I improvised for a connection by heating a piece of clear plastic tubing to get it pliable, then quickly forcing it over the thread for a gas-tight connection (see photo).

I would like to get the correct threaded fittings for this piece, but I can not seem to find them.

If anyone could help me identify the proper fittings for this it would be greatly appreciated.

kadriver


----------



## jonn (Feb 2, 2013)

I can help, pm me.


----------



## lazersteve (Feb 4, 2013)

Kevin,

If you strike out with John, let me know.

Steve


----------



## kadriver (Feb 7, 2013)

Thanks Steve, I would like to find a fitting with threads on one end (to fit the glass) and a variable slide-on hose connection on the other side

kadriver (Kevin)


----------



## qst42know (Feb 23, 2013)

I can't be 100% certain but if GL-14 refers to 14mm these fitting may be what you are looking for, if they are standardized. I haven't found dimensioned drawings for diameter or pitch to confirm the fit.

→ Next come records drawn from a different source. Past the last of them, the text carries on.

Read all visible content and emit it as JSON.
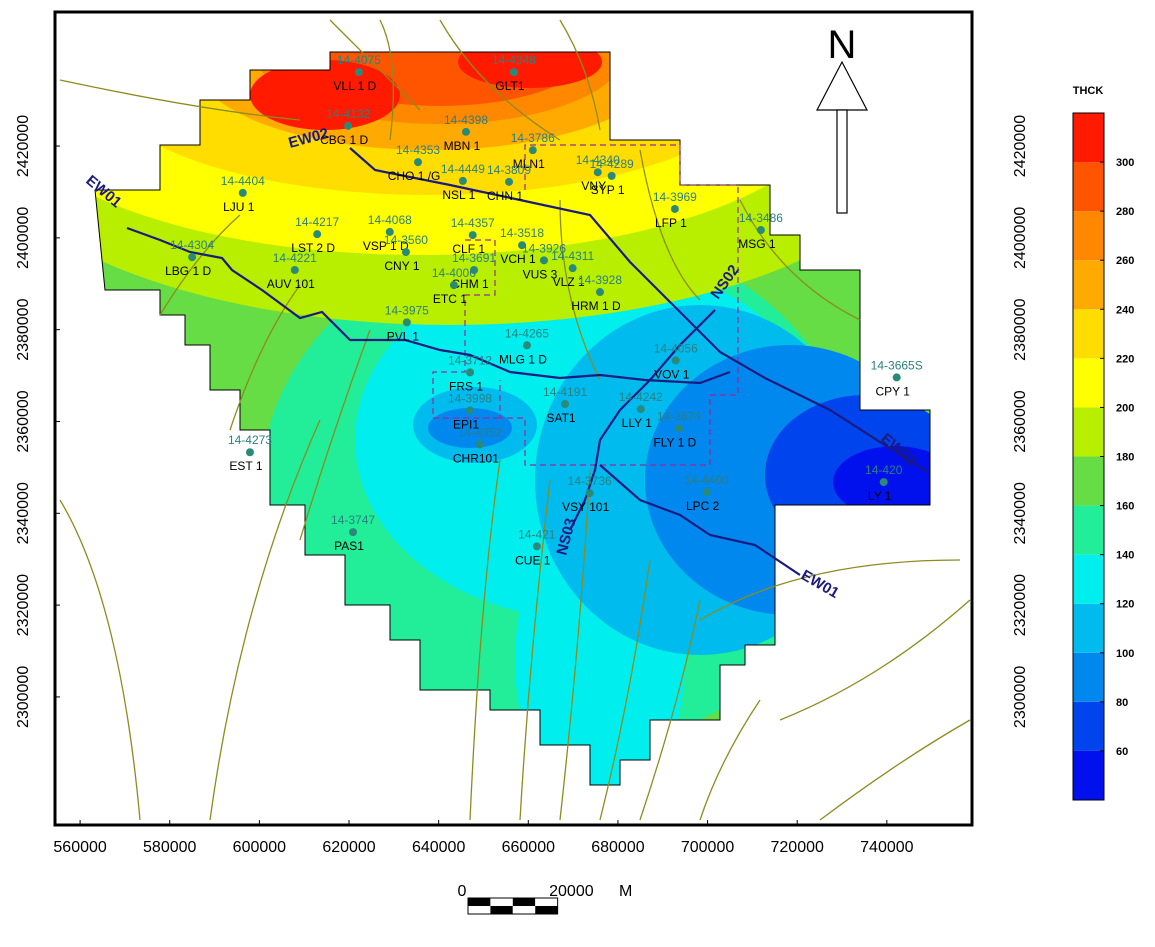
{
  "axes": {
    "xlim": [
      554400,
      759000
    ],
    "ylim": [
      2272100,
      2449200
    ],
    "xticks": [
      560000,
      580000,
      600000,
      620000,
      640000,
      660000,
      680000,
      700000,
      720000,
      740000
    ],
    "yticks": [
      2300000,
      2320000,
      2340000,
      2360000,
      2380000,
      2400000,
      2420000
    ]
  },
  "north_label": "N",
  "colorbar": {
    "title": "THCK",
    "lim": [
      40,
      320
    ],
    "ticks": [
      60,
      80,
      100,
      120,
      140,
      160,
      180,
      200,
      220,
      240,
      260,
      280,
      300
    ],
    "colors": [
      "#0011ee",
      "#0044ee",
      "#0088ee",
      "#00bbee",
      "#00eeee",
      "#22ee99",
      "#66dd44",
      "#b8ee00",
      "#ffff00",
      "#ffdd00",
      "#ffaa00",
      "#ff8800",
      "#ff5500",
      "#ff1a00"
    ]
  },
  "sections": [
    "EW02",
    "EW01",
    "NS02",
    "NS03",
    "EW02",
    "EW01"
  ],
  "wells": [
    {
      "id": "14-4075",
      "name": "VLL 1 D",
      "x": 622200,
      "y": 2436100
    },
    {
      "id": "14-4348",
      "name": "GLT1",
      "x": 656800,
      "y": 2436100
    },
    {
      "id": "14-4132",
      "name": "CBG 1 D",
      "x": 619800,
      "y": 2424400
    },
    {
      "id": "14-4398",
      "name": "MBN 1",
      "x": 646100,
      "y": 2423100
    },
    {
      "id": "14-3786",
      "name": "MLN1",
      "x": 661000,
      "y": 2419100
    },
    {
      "id": "14-4353",
      "name": "CHO 1 /G",
      "x": 635400,
      "y": 2416500
    },
    {
      "id": "14-4449",
      "name": "NSL 1",
      "x": 645400,
      "y": 2412400
    },
    {
      "id": "14-3809",
      "name": "CHN 1",
      "x": 655700,
      "y": 2412200
    },
    {
      "id": "14-4340",
      "name": "VNY",
      "x": 675500,
      "y": 2414300
    },
    {
      "id": "14-4289",
      "name": "SYP 1",
      "x": 678600,
      "y": 2413500
    },
    {
      "id": "14-4404",
      "name": "LJU 1",
      "x": 596300,
      "y": 2409800
    },
    {
      "id": "14-3969",
      "name": "LFP 1",
      "x": 692700,
      "y": 2406300
    },
    {
      "id": "14-3486",
      "name": "MSG 1",
      "x": 711900,
      "y": 2401700
    },
    {
      "id": "14-4217",
      "name": "LST 2 D",
      "x": 612900,
      "y": 2400800
    },
    {
      "id": "14-4068",
      "name": "VSP 1 D",
      "x": 629100,
      "y": 2401300
    },
    {
      "id": "14-4357",
      "name": "CLF 1",
      "x": 647600,
      "y": 2400600
    },
    {
      "id": "14-3560",
      "name": "CNY 1",
      "x": 632700,
      "y": 2396900
    },
    {
      "id": "14-3518",
      "name": "VCH 1",
      "x": 658600,
      "y": 2398400
    },
    {
      "id": "14-3926",
      "name": "VUS 3",
      "x": 663500,
      "y": 2395100
    },
    {
      "id": "14-4304",
      "name": "LBG 1 D",
      "x": 585000,
      "y": 2395800
    },
    {
      "id": "14-4221",
      "name": "AUV 101",
      "x": 607900,
      "y": 2393000
    },
    {
      "id": "14-3691",
      "name": "CHM 1",
      "x": 647900,
      "y": 2393000
    },
    {
      "id": "14-4311",
      "name": "VLZ 1",
      "x": 669900,
      "y": 2393400
    },
    {
      "id": "14-4006",
      "name": "ETC 1",
      "x": 643400,
      "y": 2389700
    },
    {
      "id": "14-3928",
      "name": "HRM 1 D",
      "x": 676000,
      "y": 2388200
    },
    {
      "id": "14-3975",
      "name": "PVL 1",
      "x": 632900,
      "y": 2381600
    },
    {
      "id": "14-4265",
      "name": "MLG 1 D",
      "x": 659700,
      "y": 2376600
    },
    {
      "id": "14-4056",
      "name": "VOV 1",
      "x": 692900,
      "y": 2373300
    },
    {
      "id": "14-3712",
      "name": "FRS 1",
      "x": 647000,
      "y": 2370700
    },
    {
      "id": "14-3665S",
      "name": "CPY 1",
      "x": 742200,
      "y": 2369600
    },
    {
      "id": "14-4191",
      "name": "SAT1",
      "x": 668200,
      "y": 2363800
    },
    {
      "id": "14-4242",
      "name": "LLY 1",
      "x": 685100,
      "y": 2362700
    },
    {
      "id": "14-3998",
      "name": "EPI1",
      "x": 647000,
      "y": 2362400
    },
    {
      "id": "14-3674",
      "name": "FLY 1 D",
      "x": 693600,
      "y": 2358500
    },
    {
      "id": "14-4352",
      "name": "CHR101",
      "x": 649200,
      "y": 2355000
    },
    {
      "id": "14-4273",
      "name": "EST 1",
      "x": 597900,
      "y": 2353300
    },
    {
      "id": "14-420",
      "name": "LY 1",
      "x": 739300,
      "y": 2346800
    },
    {
      "id": "14-3736",
      "name": "VSY 101",
      "x": 673700,
      "y": 2344400
    },
    {
      "id": "14-4400",
      "name": "LPC 2",
      "x": 699800,
      "y": 2344600
    },
    {
      "id": "14-3747",
      "name": "PAS1",
      "x": 620900,
      "y": 2335900
    },
    {
      "id": "14-421",
      "name": "CUE 1",
      "x": 661900,
      "y": 2332800
    }
  ],
  "scale_bar": {
    "start": 0,
    "length": 20000,
    "unit": "M"
  }
}
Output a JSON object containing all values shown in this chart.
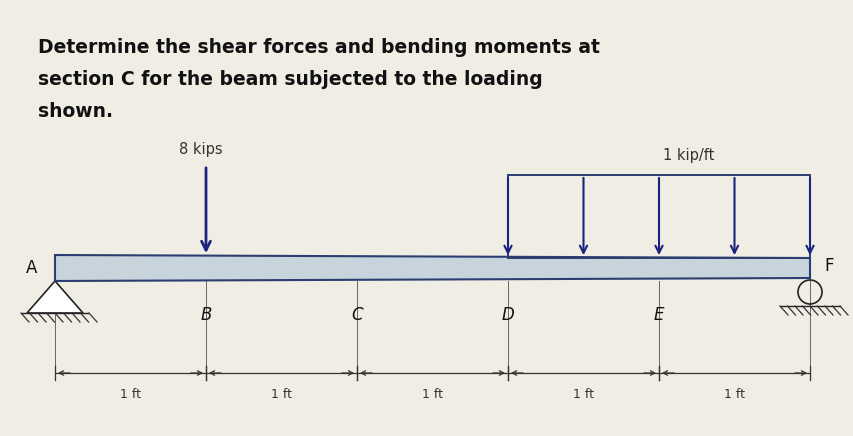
{
  "title_lines": [
    "Determine the shear forces and bending moments at",
    "section C for the beam subjected to the loading",
    "shown."
  ],
  "title_fontsize": 13.5,
  "bg_color": "#f0ede4",
  "beam_color": "#c8d4dc",
  "beam_outline_color": "#2c3e70",
  "text_color": "#1a237e",
  "arrow_color": "#1a237e",
  "dark_color": "#1a2540",
  "node_labels": [
    "A",
    "B",
    "C",
    "D",
    "E",
    "F"
  ],
  "point_load_label": "8 kips",
  "dist_load_label": "1 kip/ft",
  "dist_load_arrows_x": [
    3.0,
    3.5,
    4.0,
    4.5,
    5.0
  ],
  "dim_labels": [
    "1 ft",
    "1 ft",
    "1 ft",
    "1 ft",
    "1 ft"
  ]
}
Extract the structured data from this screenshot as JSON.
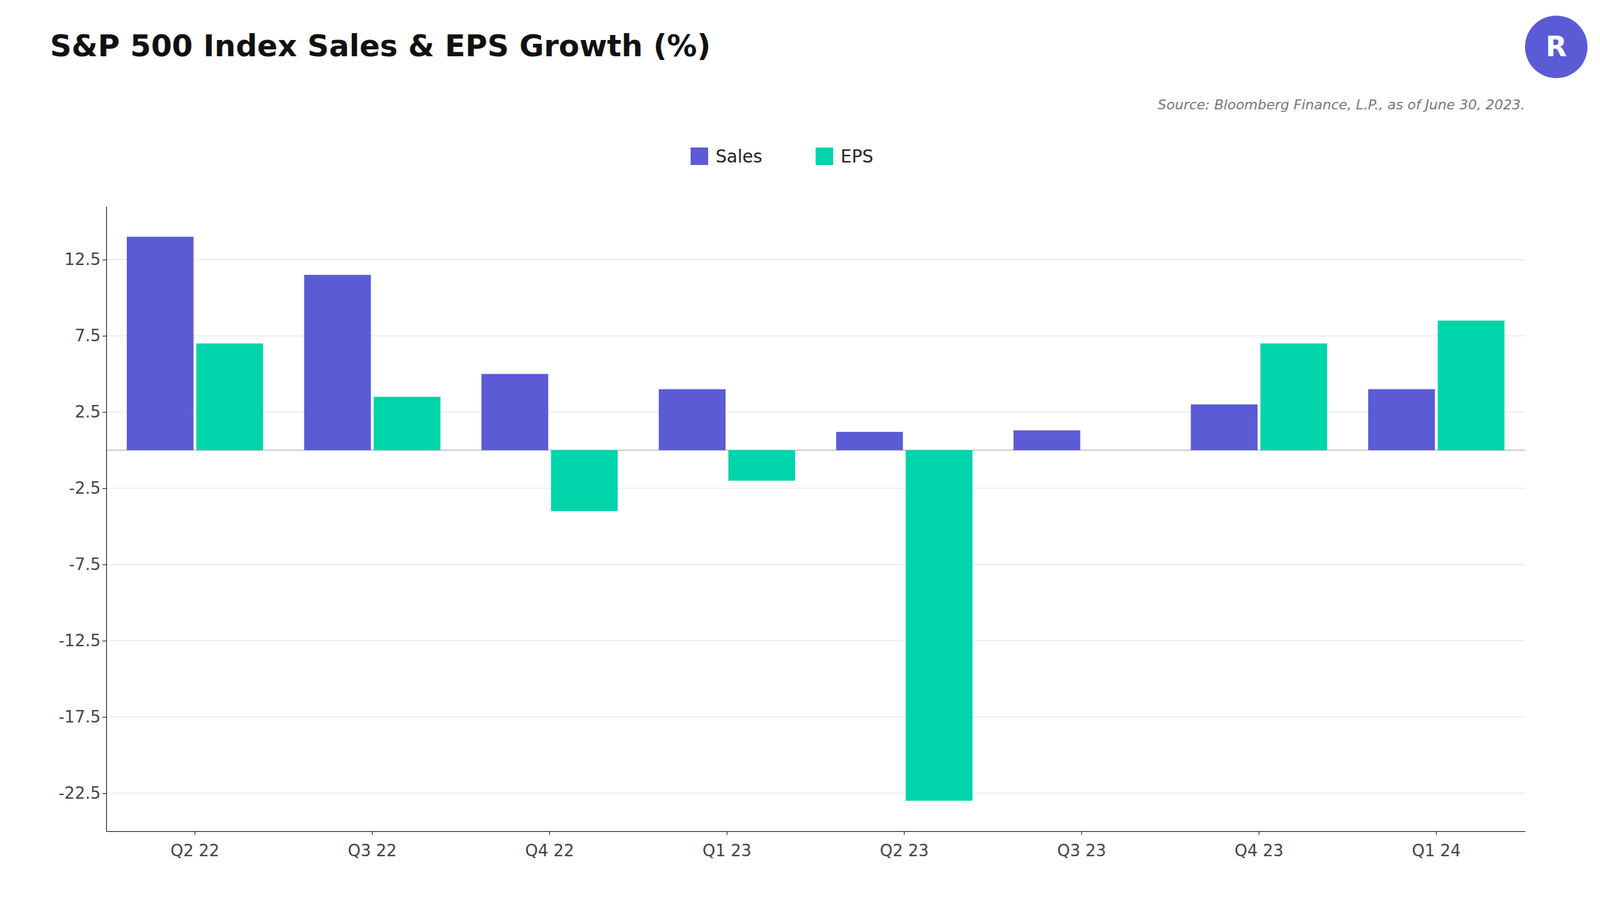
{
  "chart_data": {
    "type": "bar",
    "title": "S&P 500 Index Sales & EPS Growth (%)",
    "annotations": [
      "Source: Bloomberg Finance, L.P., as of June 30, 2023.",
      "R"
    ],
    "categories": [
      "Q2 22",
      "Q3 22",
      "Q4 22",
      "Q1 23",
      "Q2 23",
      "Q3 23",
      "Q4 23",
      "Q1 24"
    ],
    "series": [
      {
        "name": "Sales",
        "color": "#5B5BD6",
        "values": [
          14.0,
          11.5,
          5.0,
          4.0,
          1.2,
          1.3,
          3.0,
          4.0
        ]
      },
      {
        "name": "EPS",
        "color": "#00D4AA",
        "values": [
          7.0,
          3.5,
          -4.0,
          -2.0,
          -23.0,
          null,
          7.0,
          8.5
        ]
      }
    ],
    "ylim": [
      -25,
      16
    ],
    "yticks": [
      -22.5,
      -17.5,
      -12.5,
      -7.5,
      -2.5,
      2.5,
      7.5,
      12.5
    ],
    "grid": true,
    "legend": "top"
  }
}
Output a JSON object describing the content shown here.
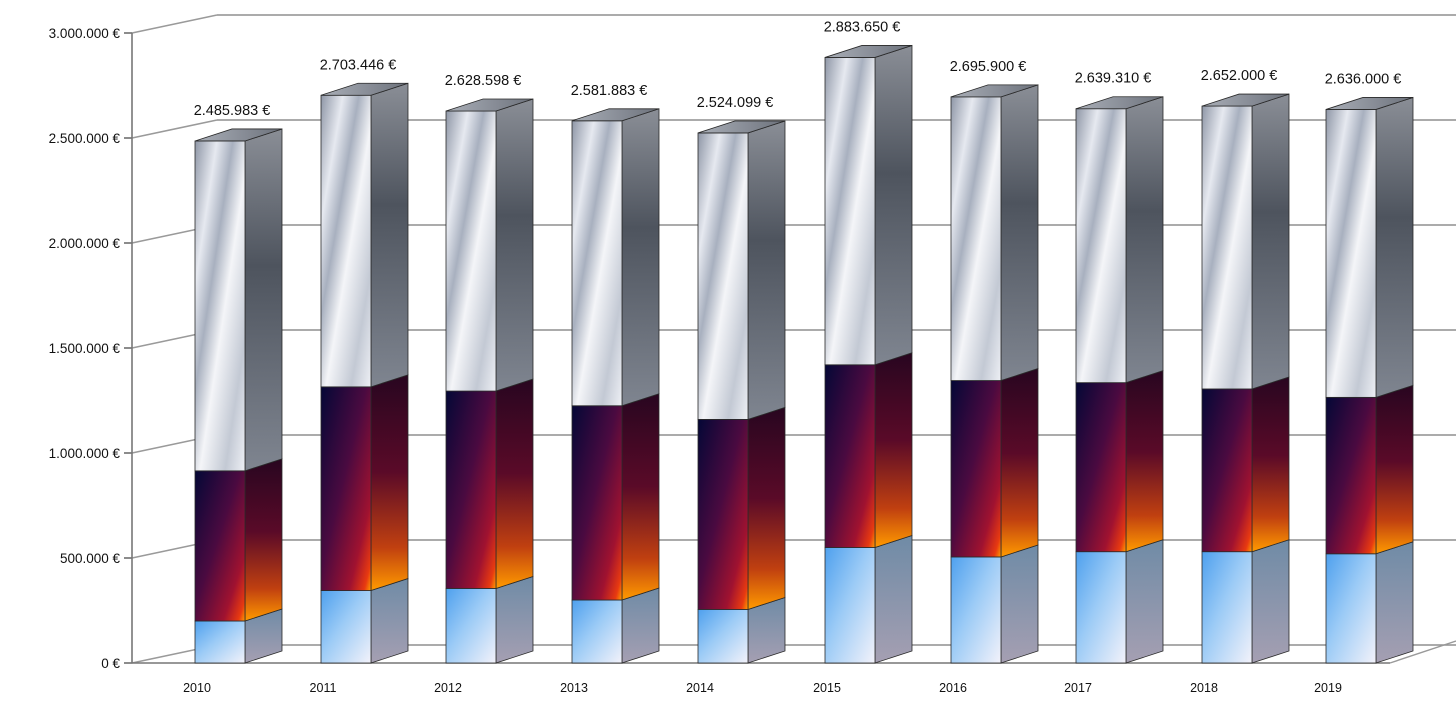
{
  "chart_data": {
    "type": "bar",
    "stacked": true,
    "three_d": true,
    "categories": [
      "2010",
      "2011",
      "2012",
      "2013",
      "2014",
      "2015",
      "2016",
      "2017",
      "2018",
      "2019"
    ],
    "series": [
      {
        "values": [
          200000,
          345000,
          355000,
          300000,
          255000,
          550000,
          505000,
          530000,
          530000,
          520000
        ]
      },
      {
        "values": [
          715000,
          970000,
          940000,
          925000,
          905000,
          870000,
          840000,
          805000,
          775000,
          745000
        ]
      },
      {
        "values": [
          1570983,
          1388446,
          1333598,
          1356883,
          1364099,
          1463650,
          1350900,
          1304310,
          1347000,
          1371000
        ]
      }
    ],
    "total_labels": [
      "2.485.983 €",
      "2.703.446 €",
      "2.628.598 €",
      "2.581.883 €",
      "2.524.099 €",
      "2.883.650 €",
      "2.695.900 €",
      "2.639.310 €",
      "2.652.000 €",
      "2.636.000 €"
    ],
    "y_ticks": [
      0,
      500000,
      1000000,
      1500000,
      2000000,
      2500000,
      3000000
    ],
    "y_tick_labels": [
      "0 €",
      "500.000 €",
      "1.000.000 €",
      "1.500.000 €",
      "2.000.000 €",
      "2.500.000 €",
      "3.000.000 €"
    ],
    "ylim": [
      0,
      3000000
    ],
    "grid": true,
    "legend": "none",
    "colors": {
      "series_0_front": [
        "#5aaaf0",
        "#a8d2f8",
        "#eef0f8"
      ],
      "series_1_front": [
        "#050a40",
        "#6a0838",
        "#b81820",
        "#ff7a00"
      ],
      "series_2_front": [
        "#f2f2f6",
        "#9ea6b4",
        "#dde2ea",
        "#5c6270"
      ],
      "side_dark": "#5d616b",
      "gridline": "#888888",
      "wall_line": "#9a9a9a",
      "text": "#111111"
    }
  }
}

http://www.wilmad-labglass.com/ProductList.aspx?t=576


----------



## kadriver (Feb 24, 2013)

Cool, thank quest.

I made an adapter for the bubbler and works fine for now.

i was just curious why there would be threads - I guess for gas tight fittings.

kadriver


----------



## qst42know (Feb 24, 2013)

I found the drawing for GL fittings I was looking for. It's on this page.

http://www.bola.de/en/technical-information/screw-joints/determination-of-thread-types.html


----------